As we’ve mentioned, age restrictions come into play when insuring a pet, which is why getting a policy for an older pet is difficult, if not impossible. In this sense, pet life insurance is like human life insurance.

The older they are, the riskier they are to insure, and therefore the greater the chance that they will be denied a policy or charged higher premiums. However, regardless of age, pet life insurance policies are very expensive. Unless your pet is very valuable monetarily, chances are you don’t want or need life insurance.

dog life insurance

Small dogs tend to live longer than large ones, so the time limits on a life insurance policy will depend on the breed of dog.

Typically, dog owners who can benefit from purchasing a life insurance policy for their pets have breeds that cost a lot of money. Others who may consider a policy are those whose pets compete in Best of Show events or are famous (such as those who have roles on television shows or have become popular on the Internet) as these canines can provide a source of income for their owners.

In fact, it has been reported that Paris Hilton shelled out $25,000 for two teacup Pomeranians. Although these dogs may have a value that justifies life insurance coverage, if you have the money to pay that much for a dog, chances are you also have enough money to cover any expenses related to the dog’s death.

life insurance for cats

Cat owners tend to be less likely than dog owners to seek life insurance for their pets. Cats tend to live longer than dogs, so cat life insurance has longer coverage periods. Also, some cats, such as Persians, Bengals, and Savannahs, can cost several thousand dollars.

“Grumpy Cat” is an example of a cat that might be worth insuring with life insurance. This cat, whose real name is Tardar Sauce, was born with prognathism and dwarfism, and because of this he looks like he’s always frowning. Grumpy Cat became famous in the form of a meme, and its owner has earned millions of dollars through commercial projects in which his cat has been the protagonist, which is why it is worth much more than its purchase price in the market. .

It’s really necessary?

According to data from Harris Interactive, Americans spend an average of $1,191 a year on their pets. The biggest expenses are for food, with 476 dollars, and health, with 425 dollars. For this reason, there is no reason to incur the extra cost of cat or dog life insurance unless the animal has a high appraised value.

The American Pet Products Association reports that there are approximately 86 million cats and 78 million dogs living with families in the United States. While many of these families could benefit from health insurance for their pets, very few would benefit from life insurance.

With a few exceptions, it would make more financial sense to put the money that would go toward a pet life insurance policy into a savings account established specifically for the purpose of covering your furry friend’s eventual burial or cremation expenses.

Making the decision to get pet life insurance

If you believe that your pet has an estimated value that justifies the cost of a life insurance policy, we recommend that you seek more information about it. An agent or broker can help you find an insurance company that offers this type of policy, so you can review costs and any other important details.

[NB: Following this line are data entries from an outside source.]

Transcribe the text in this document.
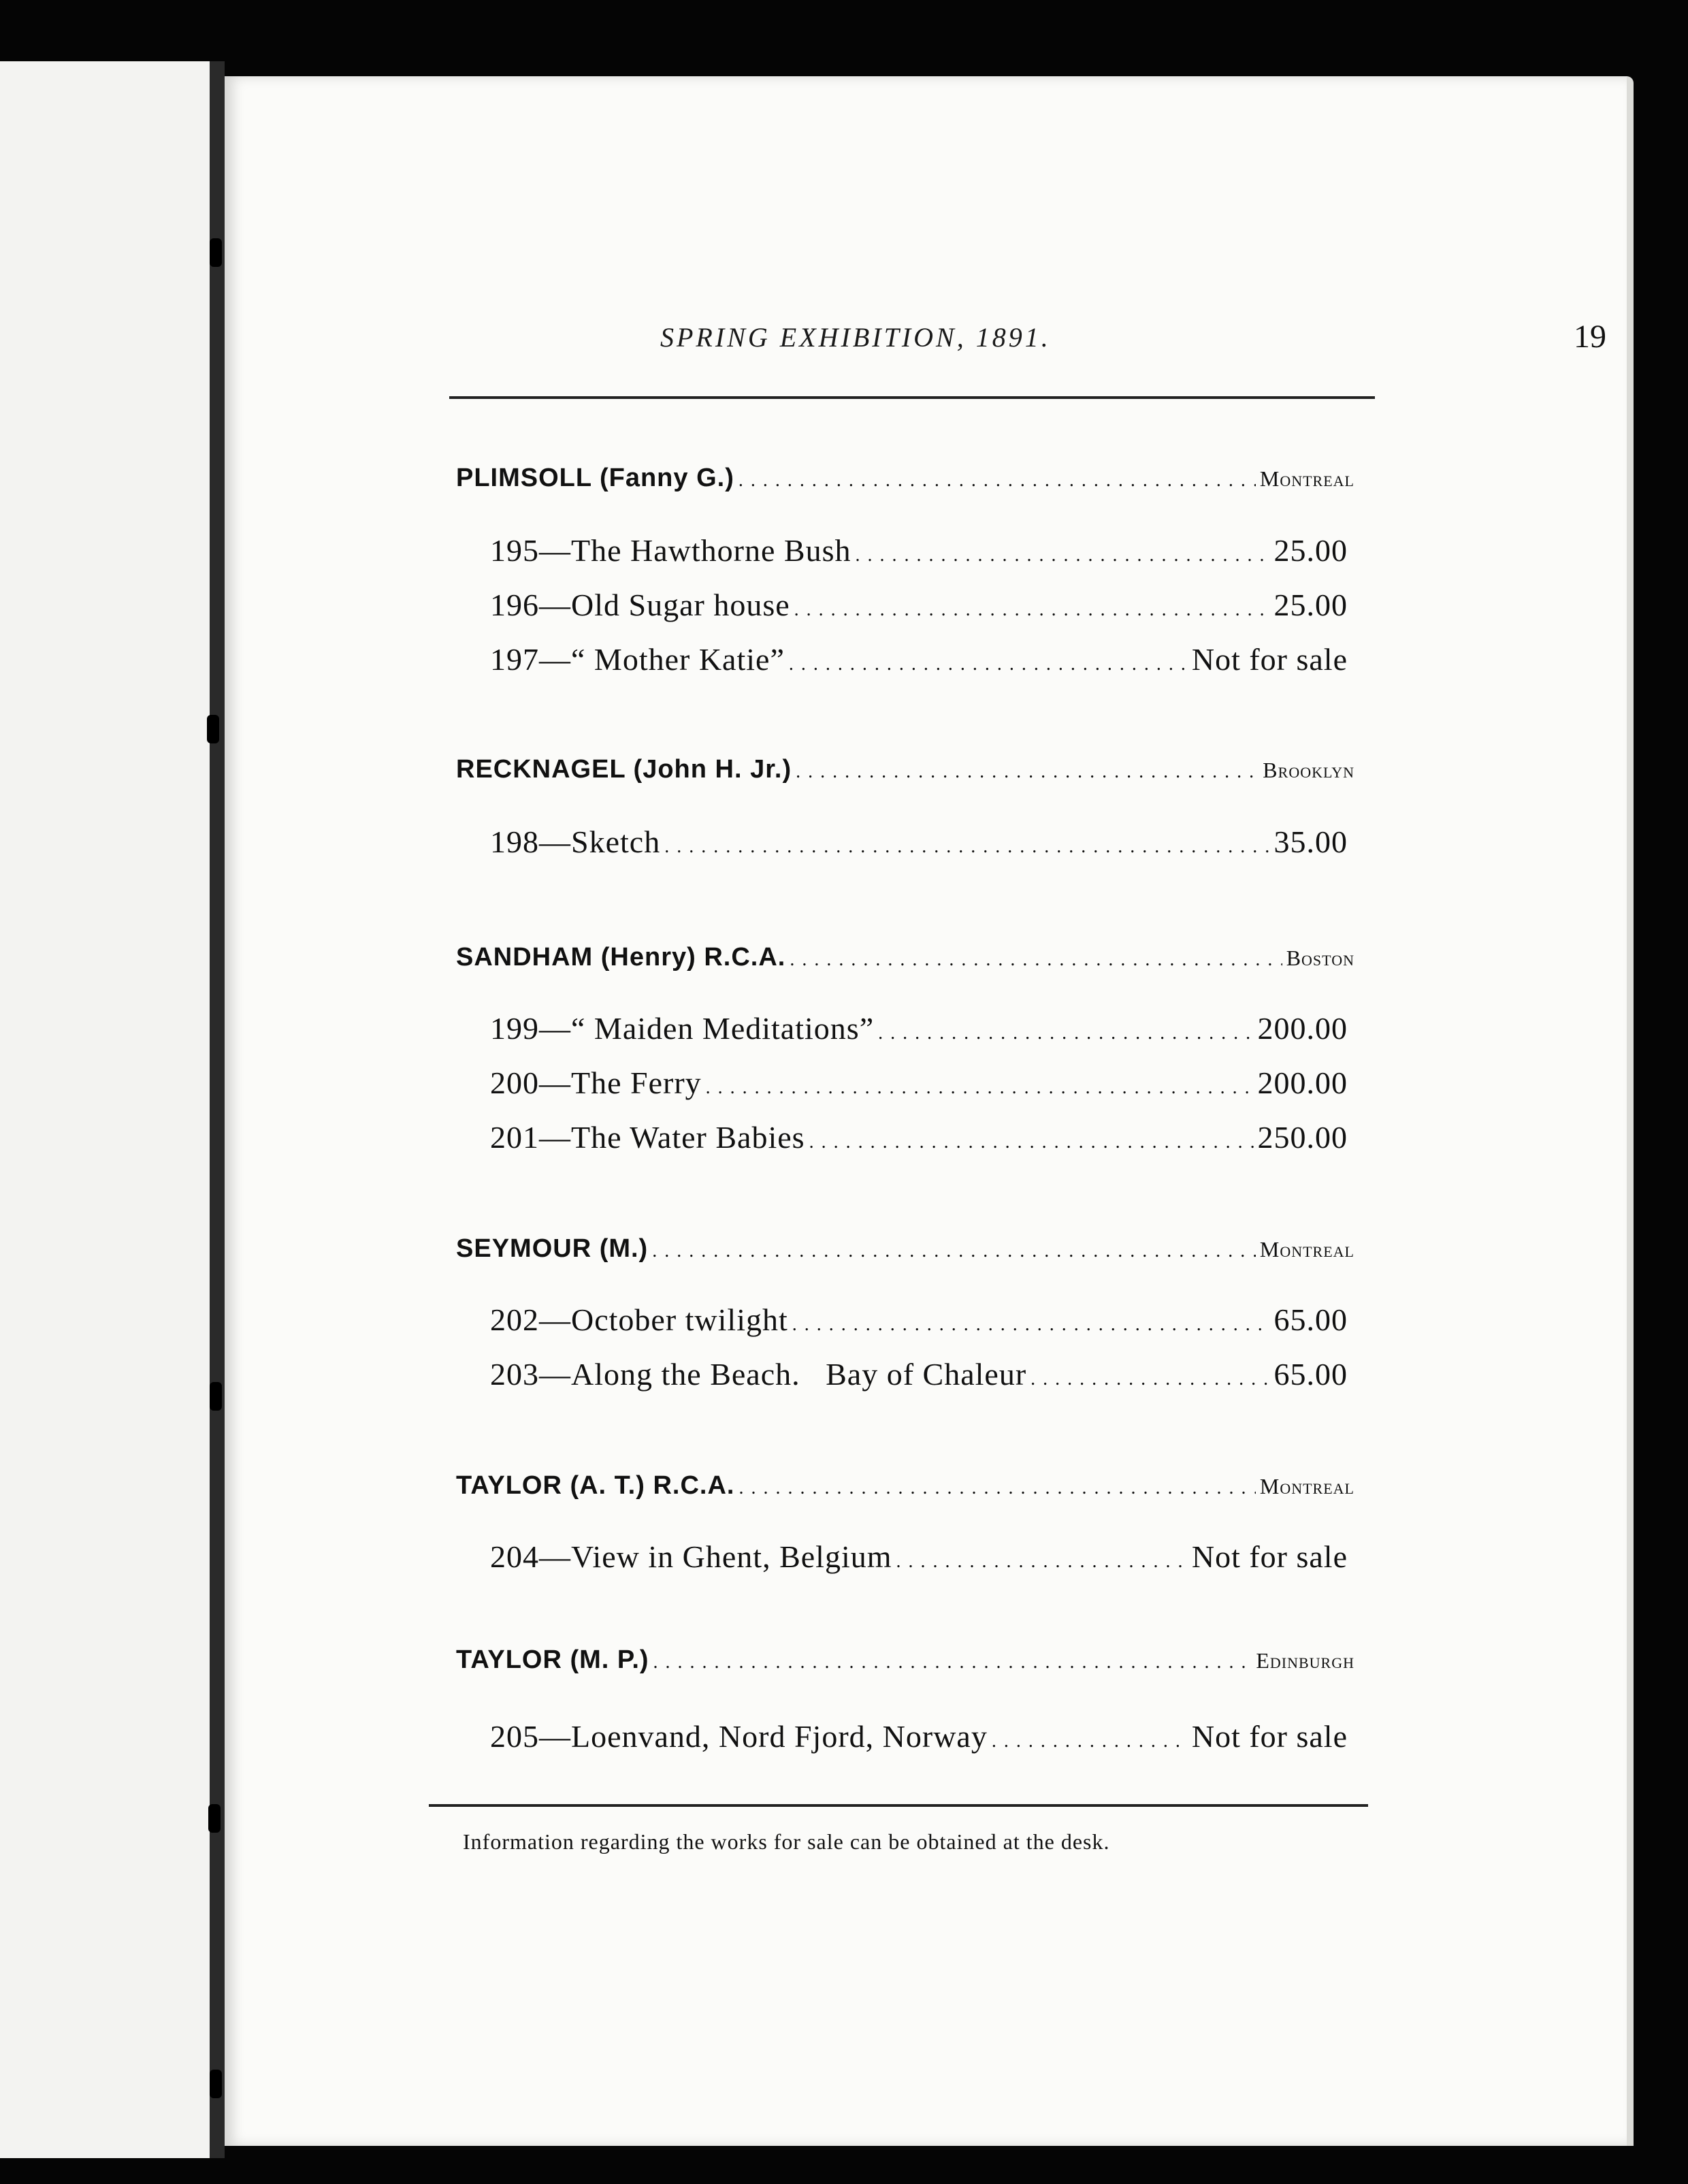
SPRING EXHIBITION, 1891.	19
PLIMSOLL (Fanny G.) . . .	Montreal
195—The Hawthorne Bush . . .	25.00
196—Old Sugar house . . .	25.00
197—“ Mother Katie” . . .	Not for sale
RECKNAGEL (John H. Jr.) . . .	Brooklyn
198—Sketch . . .	35.00
SANDHAM (Henry) R.C.A. . . .	Boston
199—“ Maiden Meditations” . . .	200.00
200—The Ferry . . .	200.00
201—The Water Babies . . .	250.00
SEYMOUR (M.) . . .	Montreal
202—October twilight . . .	65.00
203—Along the Beach.   Bay of Chaleur . . .	65.00
TAYLOR (A. T.) R.C.A. . . .	Montreal
204—View in Ghent, Belgium . . .	Not for sale
TAYLOR (M. P.) . . .	Edinburgh
205—Loenvand, Nord Fjord, Norway . . .	Not for sale
Information regarding the works for sale can be obtained at the desk.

Preparing for the end of your pet’s life

Having pet life insurance is a good strategy to reduce the financial blow that the death of your furry companion can cause; however, we know well that dealing with the pain and sadness of a moment like this is something that goes beyond the monetary aspect. This is something that, in a nutshell, is completely and solely up to you, so it’s important that you give yourself time to grieve and go through the grieving process at your own pace.